Finland has 39 national parks, all of which allow tourists to engage in a variety of fun and exciting outdoor activities, including cycling, hiking, wandering, and camping. With magnificent panoramas, numerous opportunities to see fantastic animals, and a plethora of adventure vacation packages to choose from, no trip to Finland is complete without a stop at one of the country’s many national parks.
The architecture of Finland ranges from historic timber constructions dating back to the Swedish era to contemporary designs like the Museum of Contemporary Art. Art from movements such as art nouveau, Nordic classicism, gothic revival, and minimalism may be found all around the country. Make sure to visit the Architecture Museum in Helsinki to learn more about the country’s architectural history.
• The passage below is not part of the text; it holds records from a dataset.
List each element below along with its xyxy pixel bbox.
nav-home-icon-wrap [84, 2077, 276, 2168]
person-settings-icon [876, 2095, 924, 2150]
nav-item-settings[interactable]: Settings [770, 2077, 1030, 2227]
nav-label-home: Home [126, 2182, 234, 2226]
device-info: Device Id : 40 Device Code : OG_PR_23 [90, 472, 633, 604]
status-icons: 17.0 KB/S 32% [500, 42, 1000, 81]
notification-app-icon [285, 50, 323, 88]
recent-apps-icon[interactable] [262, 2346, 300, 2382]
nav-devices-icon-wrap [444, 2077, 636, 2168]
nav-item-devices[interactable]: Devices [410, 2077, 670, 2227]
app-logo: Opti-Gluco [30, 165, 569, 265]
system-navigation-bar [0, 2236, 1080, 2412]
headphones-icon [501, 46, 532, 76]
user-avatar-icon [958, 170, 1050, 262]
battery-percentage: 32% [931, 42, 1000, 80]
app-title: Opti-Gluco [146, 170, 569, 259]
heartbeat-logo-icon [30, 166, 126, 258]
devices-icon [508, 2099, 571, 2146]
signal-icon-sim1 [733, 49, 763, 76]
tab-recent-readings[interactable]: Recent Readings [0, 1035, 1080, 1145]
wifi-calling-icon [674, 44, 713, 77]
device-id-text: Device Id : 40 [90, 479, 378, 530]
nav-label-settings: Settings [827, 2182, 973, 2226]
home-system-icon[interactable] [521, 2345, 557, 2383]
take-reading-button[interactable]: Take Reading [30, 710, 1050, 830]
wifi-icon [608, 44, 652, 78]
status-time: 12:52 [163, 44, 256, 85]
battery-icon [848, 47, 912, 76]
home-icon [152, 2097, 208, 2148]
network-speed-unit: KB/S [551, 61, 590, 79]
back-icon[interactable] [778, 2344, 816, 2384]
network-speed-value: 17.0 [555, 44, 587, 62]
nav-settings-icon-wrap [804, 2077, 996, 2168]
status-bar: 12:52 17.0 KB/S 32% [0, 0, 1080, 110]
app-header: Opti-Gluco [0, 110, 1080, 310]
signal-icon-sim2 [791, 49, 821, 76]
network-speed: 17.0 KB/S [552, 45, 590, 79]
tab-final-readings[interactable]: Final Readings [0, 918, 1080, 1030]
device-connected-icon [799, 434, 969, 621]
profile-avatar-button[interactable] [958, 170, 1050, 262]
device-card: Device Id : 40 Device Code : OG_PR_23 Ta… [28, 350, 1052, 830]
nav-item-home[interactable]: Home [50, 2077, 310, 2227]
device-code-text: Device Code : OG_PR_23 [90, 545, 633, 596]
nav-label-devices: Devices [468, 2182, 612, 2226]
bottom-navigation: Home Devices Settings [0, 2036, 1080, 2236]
The scenery alone is enough motivation to travel to Finland. After all, they’ve been influencing musicians and songwriters for a long time. There is enough variety to keep you surprised for a long time, including the flat plains of the south, the mountains of Koli National Park, and the snow-covered tundra of Lapland. If you really want to soak it all in, rent a car or a camper van and go on a road trip around the nation to take in the sights.
Finland has thousands of lakes, many of which provide excellent chances for water-related activities such as fishing and boating. There are also picture-perfect rustic lakeside homes in the depths of the countryside where you can stay. It’s the ideal time to reconnect with nature and get away from the stresses of contemporary life. Many of these locations also have easy access to popular ski resorts.
When the ice on Finland’s lakes melts in the summer, the country’s enormous network of lakes opens up for leisurely excursions, fishing, and wild swimming in some of the world’s cleanest and purest waters.
It’s maybe unsurprising that the Finns enjoy both reindeer and salmon being an Arctic country with many rivers and access to the sea. In the winter, both are popular in soup form, and both may be grilled on a grill in the summer and winter. (Vegetarians and vegans need not be concerned; vegetarian, vegan, and gluten-free meals are widely available in Finland.)
Savory breakfast options include cheese, eggs, ham, and rye bread, as well as salty porridge. A tasty pastry and a cup of coffee are also favorites among Finns! If you’re looking for something different, Finland also has a lot of international food.